Many problems face indigenous people, including: lack of human rights, exploitation of their traditional lands and themselves, and degradation of their culture. In response to the problems faced by these people, the United Nations proclaimed an “International Decade of the World’s Indigenous People” beginning in 1994. The main objective of this proclamation, according to the United Nations, is “the strengthening of international cooperation for the solution of problems faced by indigenous people in such areas as human rights, the environment, development, health, culture and education.” Its major goal is to protect the rights of indigenous people. Such protection would enable them to retain their cultural identity, such as their language and social customs, while participating in the political, economic and social activities of the region in which they reside.
Despite the lofty U.N. goals, the rights and feelings of indigenous people are often ignored or minimized, even by supposedly culturally sensitive developed countries.
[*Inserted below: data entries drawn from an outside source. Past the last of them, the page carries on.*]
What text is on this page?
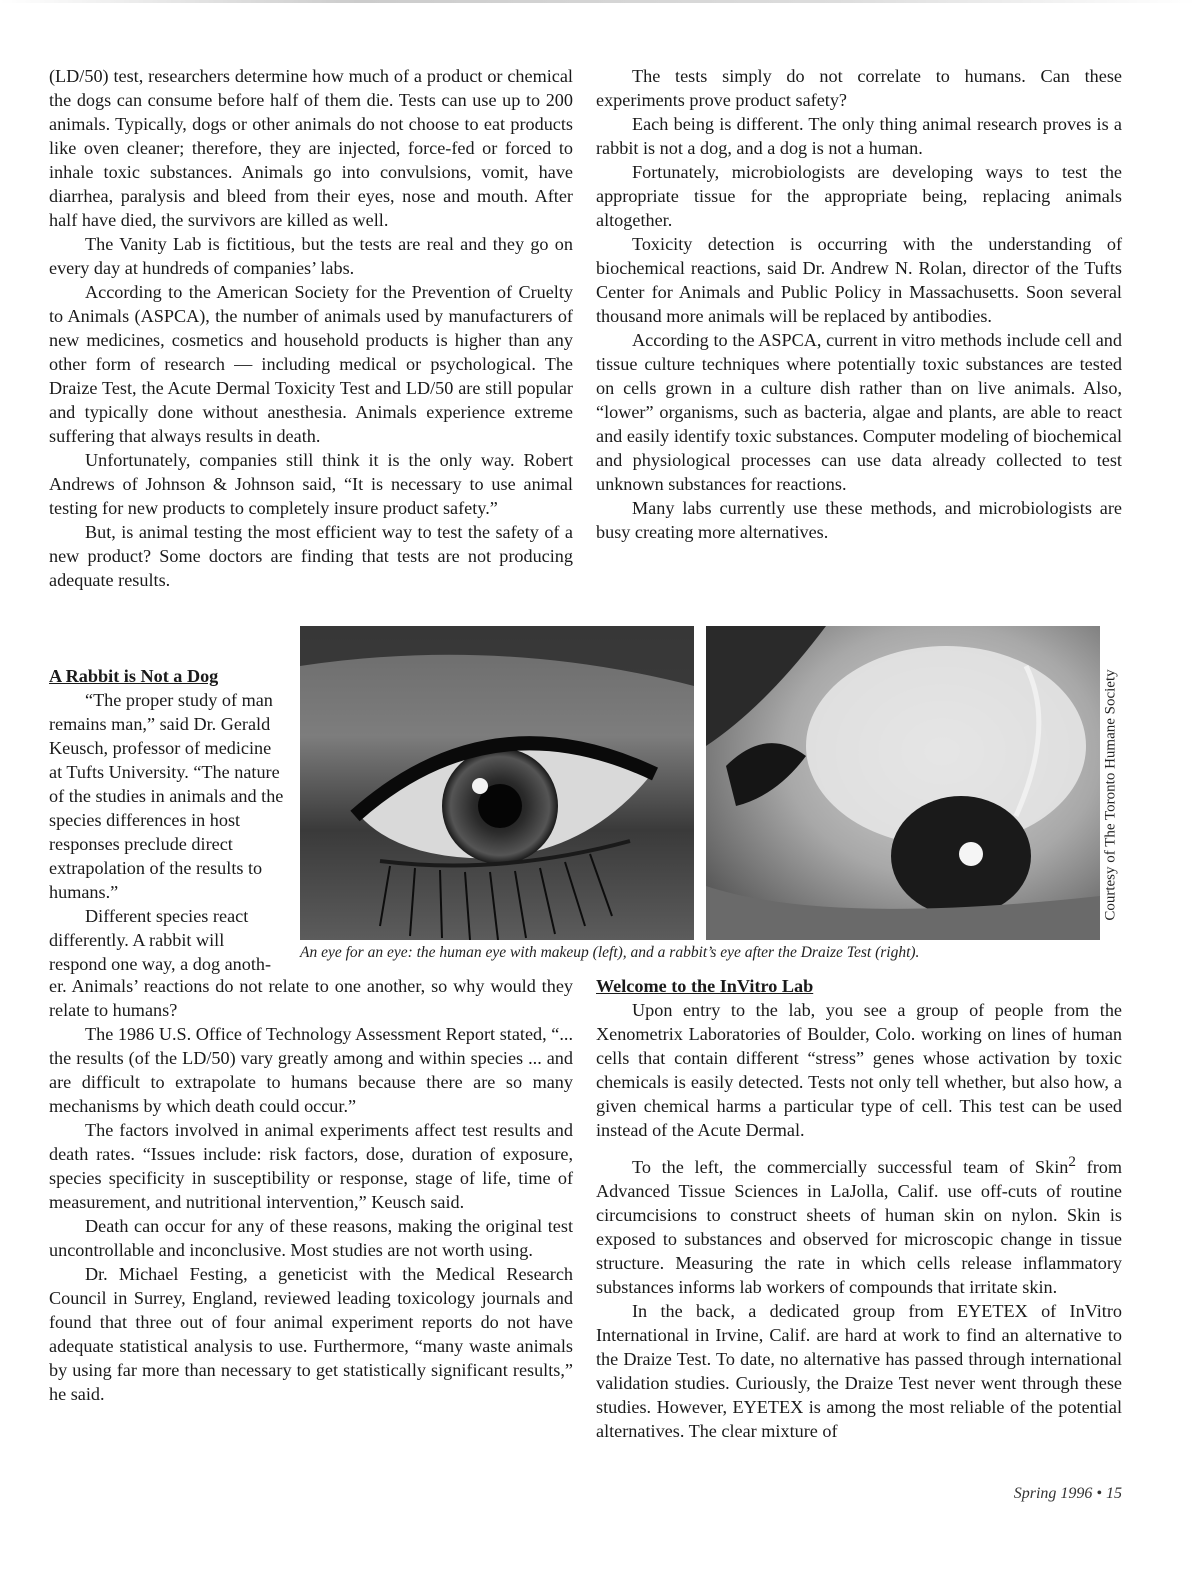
(LD/50) test, researchers determine how much of a product or chemical the dogs can consume before half of them die. Tests can use up to 200 animals. Typically, dogs or other animals do not choose to eat products like oven cleaner; therefore, they are injected, force-fed or forced to inhale toxic substances. Animals go into convulsions, vomit, have diarrhea, paralysis and bleed from their eyes, nose and mouth. After half have died, the survivors are killed as well.

The Vanity Lab is fictitious, but the tests are real and they go on every day at hundreds of companies’ labs.

According to the American Society for the Prevention of Cruelty to Animals (ASPCA), the number of animals used by manufacturers of new medicines, cosmetics and household products is higher than any other form of research — including medical or psychological. The Draize Test, the Acute Dermal Toxicity Test and LD/50 are still popular and typically done without anesthesia. Animals experience extreme suffering that always results in death.

Unfortunately, companies still think it is the only way. Robert Andrews of Johnson & Johnson said, “It is necessary to use animal testing for new products to completely insure product safety.”

But, is animal testing the most efficient way to test the safety of a new product? Some doctors are finding that tests are not producing adequate results.

The tests simply do not correlate to humans. Can these experiments prove product safety?

Each being is different. The only thing animal research proves is a rabbit is not a dog, and a dog is not a human.

Fortunately, microbiologists are developing ways to test the appropriate tissue for the appropriate being, replacing animals altogether.

Toxicity detection is occurring with the understanding of biochemical reactions, said Dr. Andrew N. Rolan, director of the Tufts Center for Animals and Public Policy in Massachusetts. Soon several thousand more animals will be replaced by antibodies.

According to the ASPCA, current in vitro methods include cell and tissue culture techniques where potentially toxic substances are tested on cells grown in a culture dish rather than on live animals. Also, “lower” organisms, such as bacteria, algae and plants, are able to react and easily identify toxic substances. Computer modeling of biochemical and physiological processes can use data already collected to test unknown substances for reactions.

Many labs currently use these methods, and microbiologists are busy creating more alternatives.

A Rabbit is Not a Dog

“The proper study of man remains man,” said Dr. Gerald Keusch, professor of medicine at Tufts University. “The nature of the studies in animals and the species differences in host responses preclude direct extrapolation of the results to humans.”

Different species react differently. A rabbit will respond one way, a dog anoth-

Courtesy of The Toronto Humane Society
An eye for an eye: the human eye with makeup (left), and a rabbit’s eye after the Draize Test (right).

er. Animals’ reactions do not relate to one another, so why would they relate to humans?

The 1986 U.S. Office of Technology Assessment Report stated, “... the results (of the LD/50) vary greatly among and within species ... and are difficult to extrapolate to humans because there are so many mechanisms by which death could occur.”

The factors involved in animal experiments affect test results and death rates. “Issues include: risk factors, dose, duration of exposure, species specificity in susceptibility or response, stage of life, time of measurement, and nutritional intervention,” Keusch said.

Death can occur for any of these reasons, making the original test uncontrollable and inconclusive. Most studies are not worth using.

Dr. Michael Festing, a geneticist with the Medical Research Council in Surrey, England, reviewed leading toxicology journals and found that three out of four animal experiment reports do not have adequate statistical analysis to use. Furthermore, “many waste animals by using far more than necessary to get statistically significant results,” he said.

Welcome to the InVitro Lab

Upon entry to the lab, you see a group of people from the Xenometrix Laboratories of Boulder, Colo. working on lines of human cells that contain different “stress” genes whose activation by toxic chemicals is easily detected. Tests not only tell whether, but also how, a given chemical harms a particular type of cell. This test can be used instead of the Acute Dermal.

To the left, the commercially successful team of Skin$^2$ from Advanced Tissue Sciences in LaJolla, Calif. use off-cuts of routine circumcisions to construct sheets of human skin on nylon. Skin is exposed to substances and observed for microscopic change in tissue structure. Measuring the rate in which cells release inflammatory substances informs lab workers of compounds that irritate skin.

In the back, a dedicated group from EYETEX of InVitro International in Irvine, Calif. are hard at work to find an alternative to the Draize Test. To date, no alternative has passed through international validation studies. Curiously, the Draize Test never went through these studies. However, EYETEX is among the most reliable of the potential alternatives. The clear mixture of

Spring 1996 • 15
In the United States many of those in the federal government are pushing to exploit oil resources in the Arctic National Wildlife Refuge on the northern coast of Alaska. The “Gwich’in,” an indigenous people who rely culturally and spiritually on the herds of caribou that live in the region, claim that drilling in the region would devastate their way of life. Thousands of years of culture would be destroyed for a few months’ supply of oil. Drilling efforts have been stymied in the past, but mostly out of concern for environmental factors and not necessarily the needs of the indigenous people. Curiously, another group of indigenous people, the “Inupiat Eskimo,” favor oil drilling in the Arctic National Wildlife Refuge. Because they own considerable amounts of land adjacent to the refuge, they would potentially reap economic benefits from the development of the region.
The heart of most environmental conflicts faced by governments usually involves what constitutes proper and sustainable levels of development. For many indigenous peoples, sustainable development constitutes an integrated wholeness, where no single action is separate from others. They believe that sustainable development requires the maintenance and continuity of life, from generation to generation and that humans are not isolated entities, but are part of larger communities, which include the seas, rivers, mountains, trees, fish, animals and ancestral spirits. These, along with the sun, moon and cosmos, constitute a whole. From the point of view of indigenous people, sustainable development is a process that must integrate spiritual, cultural, economic, social, political, territorial and philosophical ideals.